Daria Davitti is Assistant Professor at the University of Nottingham, where she also heads the Forced Migration Unit of the Human Rights Law Centre. She is also a research fellow of Lund University, Faculty of Law (Sweden), where she is developing her research project, Liquid Borders. The project examines EU migration policies to interrogate how they contribute to the ‘liquidity’ of the EU border, for instance through externalization, privatization, cooperation with third countries, and development aid. More broadly, her work is concerned with the implementation of international law in complex contexts, such as situations of armed conflict, migration and humanitarian contexts.
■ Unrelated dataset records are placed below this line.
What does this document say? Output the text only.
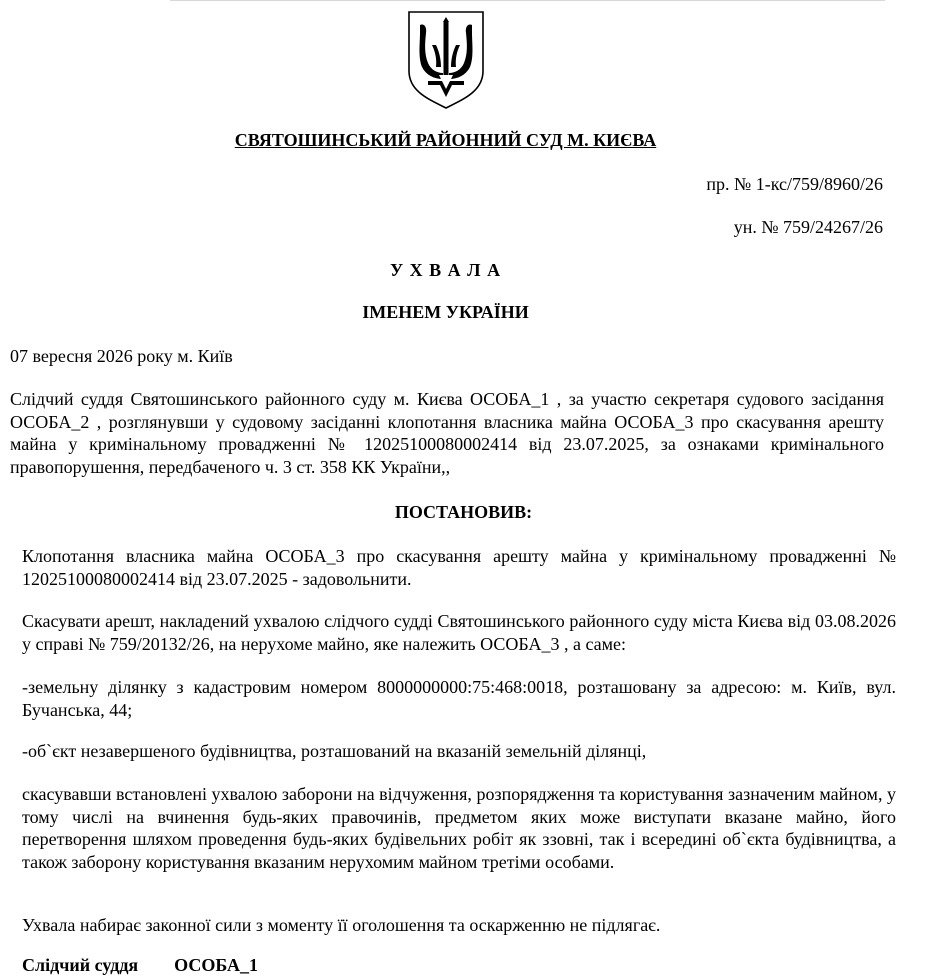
СВЯТОШИНСЬКИЙ РАЙОННИЙ СУД М. КИЄВА
пр. № 1-кс/759/8960/26
ун. № 759/24267/26
У Х В А Л А
ІМЕНЕМ УКРАЇНИ
07 вересня 2026 року м. Київ
Слідчий суддя Святошинського районного суду м. Києва ОСОБА_1 , за участю секретаря судового засідання ОСОБА_2 , розглянувши у судовому засіданні клопотання власника майна ОСОБА_3 про скасування арешту майна у кримінальному провадженні № 12025100080002414 від 23.07.2025, за ознаками кримінального правопорушення, передбаченого ч. 3 ст. 358 КК України,,
ПОСТАНОВИВ:
Клопотання власника майна ОСОБА_3 про скасування арешту майна у кримінальному провадженні № 12025100080002414 від 23.07.2025 - задовольнити.
Скасувати арешт, накладений ухвалою слідчого судді Святошинського районного суду міста Києва від 03.08.2026 у справі № 759/20132/26, на нерухоме майно, яке належить ОСОБА_3 , а саме:
-земельну ділянку з кадастровим номером 8000000000:75:468:0018, розташовану за адресою: м. Київ, вул. Бучанська, 44;
-об`єкт незавершеного будівництва, розташований на вказаній земельній ділянці,
скасувавши встановлені ухвалою заборони на відчуження, розпорядження та користування зазначеним майном, у тому числі на вчинення будь-яких правочинів, предметом яких може виступати вказане майно, його перетворення шляхом проведення будь-яких будівельних робіт як ззовні, так і всередині об`єкта будівництва, а також заборону користування вказаним нерухомим майном третіми особами.
Ухвала набирає законної сили з моменту її оголошення та оскарженню не підлягає.
Слідчий суддя ОСОБА_1
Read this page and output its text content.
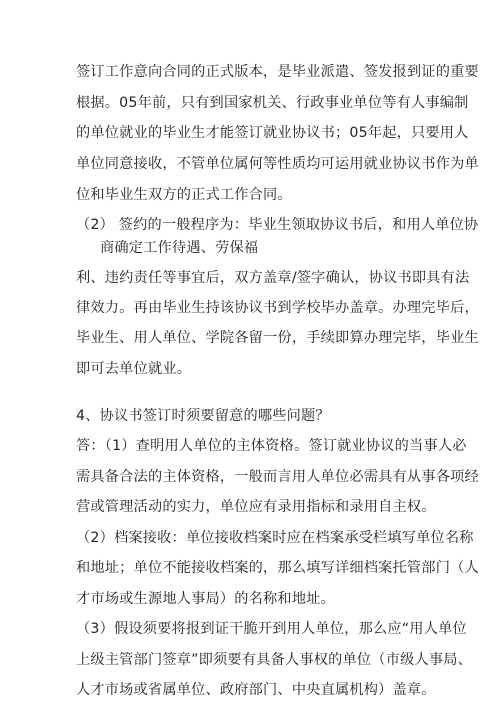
签订工作意向合同的正式版本，是毕业派遣、签发报到证的重要
根据。05年前，只有到国家机关、行政事业单位等有人事编制
的单位就业的毕业生才能签订就业协议书；05年起，只要用人
单位同意接收，不管单位属何等性质均可运用就业协议书作为单
位和毕业生双方的正式工作合同。
（2） 签约的一般程序为：毕业生领取协议书后，和用人单位协
商确定工作待遇、劳保福
利、违约责任等事宜后，双方盖章/签字确认，协议书即具有法
律效力。再由毕业生持该协议书到学校毕办盖章。办理完毕后，
毕业生、用人单位、学院各留一份，手续即算办理完毕，毕业生
即可去单位就业。
4、协议书签订时须要留意的哪些问题？
答：（1）查明用人单位的主体资格。签订就业协议的当事人必
需具备合法的主体资格，一般而言用人单位必需具有从事各项经
营或管理活动的实力，单位应有录用指标和录用自主权。
（2）档案接收：单位接收档案时应在档案承受栏填写单位名称
和地址；单位不能接收档案的，那么填写详细档案托管部门（人
才市场或生源地人事局）的名称和地址。
（3）假设须要将报到证干脆开到用人单位，那么应“用人单位
上级主管部门签章”即须要有具备人事权的单位（市级人事局、
人才市场或省属单位、政府部门、中央直属机构）盖章。
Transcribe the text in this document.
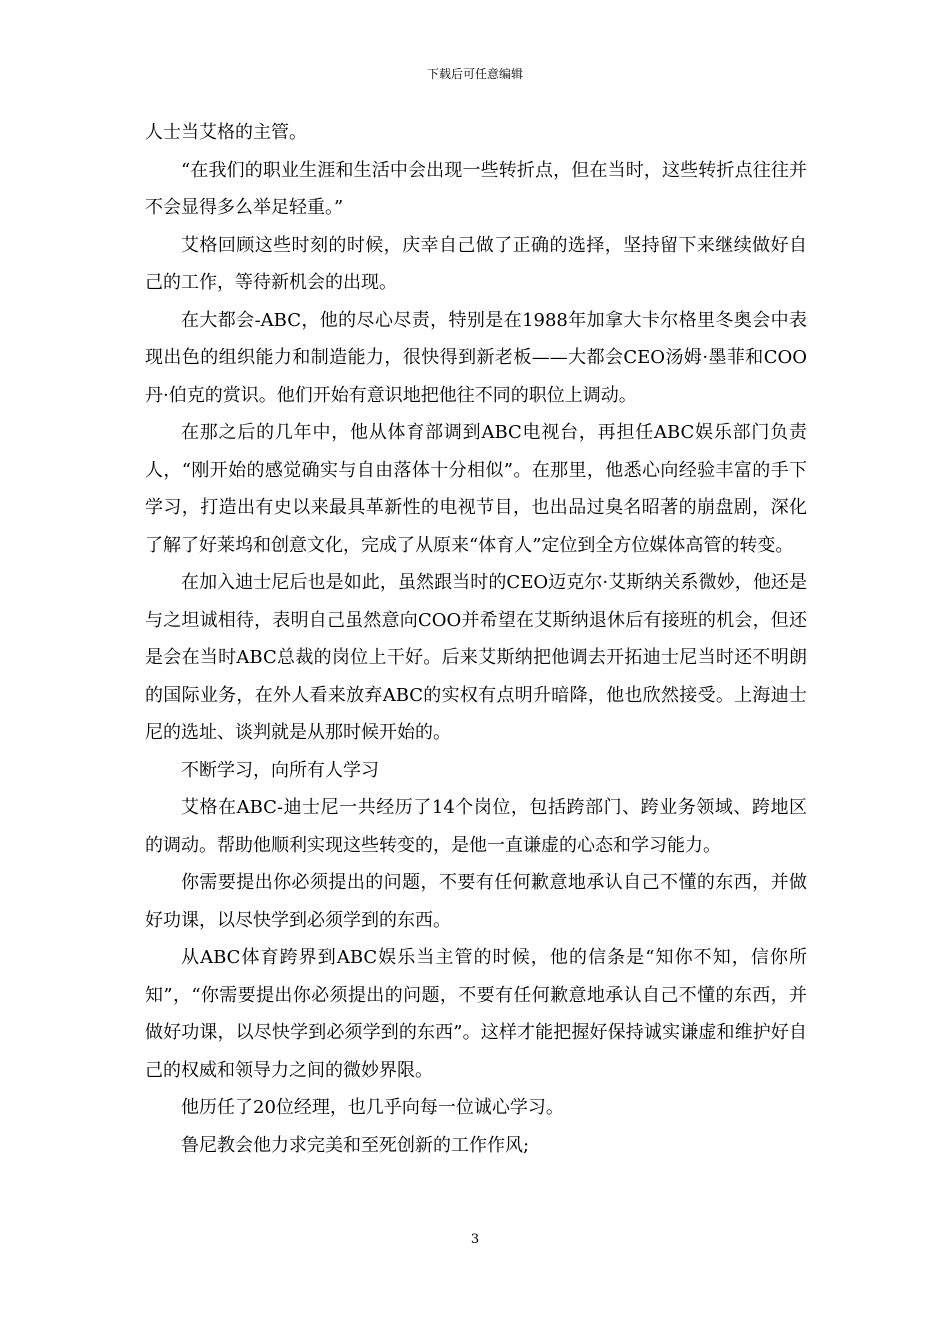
下载后可任意编辑

人士当艾格的主管。

“在我们的职业生涯和生活中会出现一些转折点，但在当时，这些转折点往往并不会显得多么举足轻重。”

艾格回顾这些时刻的时候，庆幸自己做了正确的选择，坚持留下来继续做好自己的工作，等待新机会的出现。

在大都会-ABC，他的尽心尽责，特别是在1988年加拿大卡尔格里冬奥会中表现出色的组织能力和制造能力，很快得到新老板——大都会CEO汤姆·墨菲和COO丹·伯克的赏识。他们开始有意识地把他往不同的职位上调动。

在那之后的几年中，他从体育部调到ABC电视台，再担任ABC娱乐部门负责人，“刚开始的感觉确实与自由落体十分相似”。在那里，他悉心向经验丰富的手下学习，打造出有史以来最具革新性的电视节目，也出品过臭名昭著的崩盘剧，深化了解了好莱坞和创意文化，完成了从原来“体育人”定位到全方位媒体高管的转变。

在加入迪士尼后也是如此，虽然跟当时的CEO迈克尔·艾斯纳关系微妙，他还是与之坦诚相待，表明自己虽然意向COO并希望在艾斯纳退休后有接班的机会，但还是会在当时ABC总裁的岗位上干好。后来艾斯纳把他调去开拓迪士尼当时还不明朗的国际业务，在外人看来放弃ABC的实权有点明升暗降，他也欣然接受。上海迪士尼的选址、谈判就是从那时候开始的。

不断学习，向所有人学习

艾格在ABC-迪士尼一共经历了14个岗位，包括跨部门、跨业务领域、跨地区的调动。帮助他顺利实现这些转变的，是他一直谦虚的心态和学习能力。

你需要提出你必须提出的问题，不要有任何歉意地承认自己不懂的东西，并做好功课，以尽快学到必须学到的东西。

从ABC体育跨界到ABC娱乐当主管的时候，他的信条是“知你不知，信你所知”，“你需要提出你必须提出的问题，不要有任何歉意地承认自己不懂的东西，并做好功课，以尽快学到必须学到的东西”。这样才能把握好保持诚实谦虚和维护好自己的权威和领导力之间的微妙界限。

他历任了20位经理，也几乎向每一位诚心学习。

鲁尼教会他力求完美和至死创新的工作作风;

3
Her monograph Investment and Human Rights in Armed Conflict (Hart, 2019) analyses the intersection between international investment law and economic, social and cultural rights from the perspective of business and human rights, as applied to situations of armed conflict. She has published in leading academic journals, including the European Journal of International Law and the Human Rights Law Review, and her work has informed the work of UN Special Procedures.
Before joining academia, Daria worked as a human rights field officer with the United Nations Assistance Mission in Afghanistan (UNAMA), and with various international non-governmental organizations. In autumn 2019 she will be a Kathleen Fitzpatrick Visiting Postdoctoral Fellow at the Laureate Program in International Law, Melbourne Law School, led by Professor Anne Orford.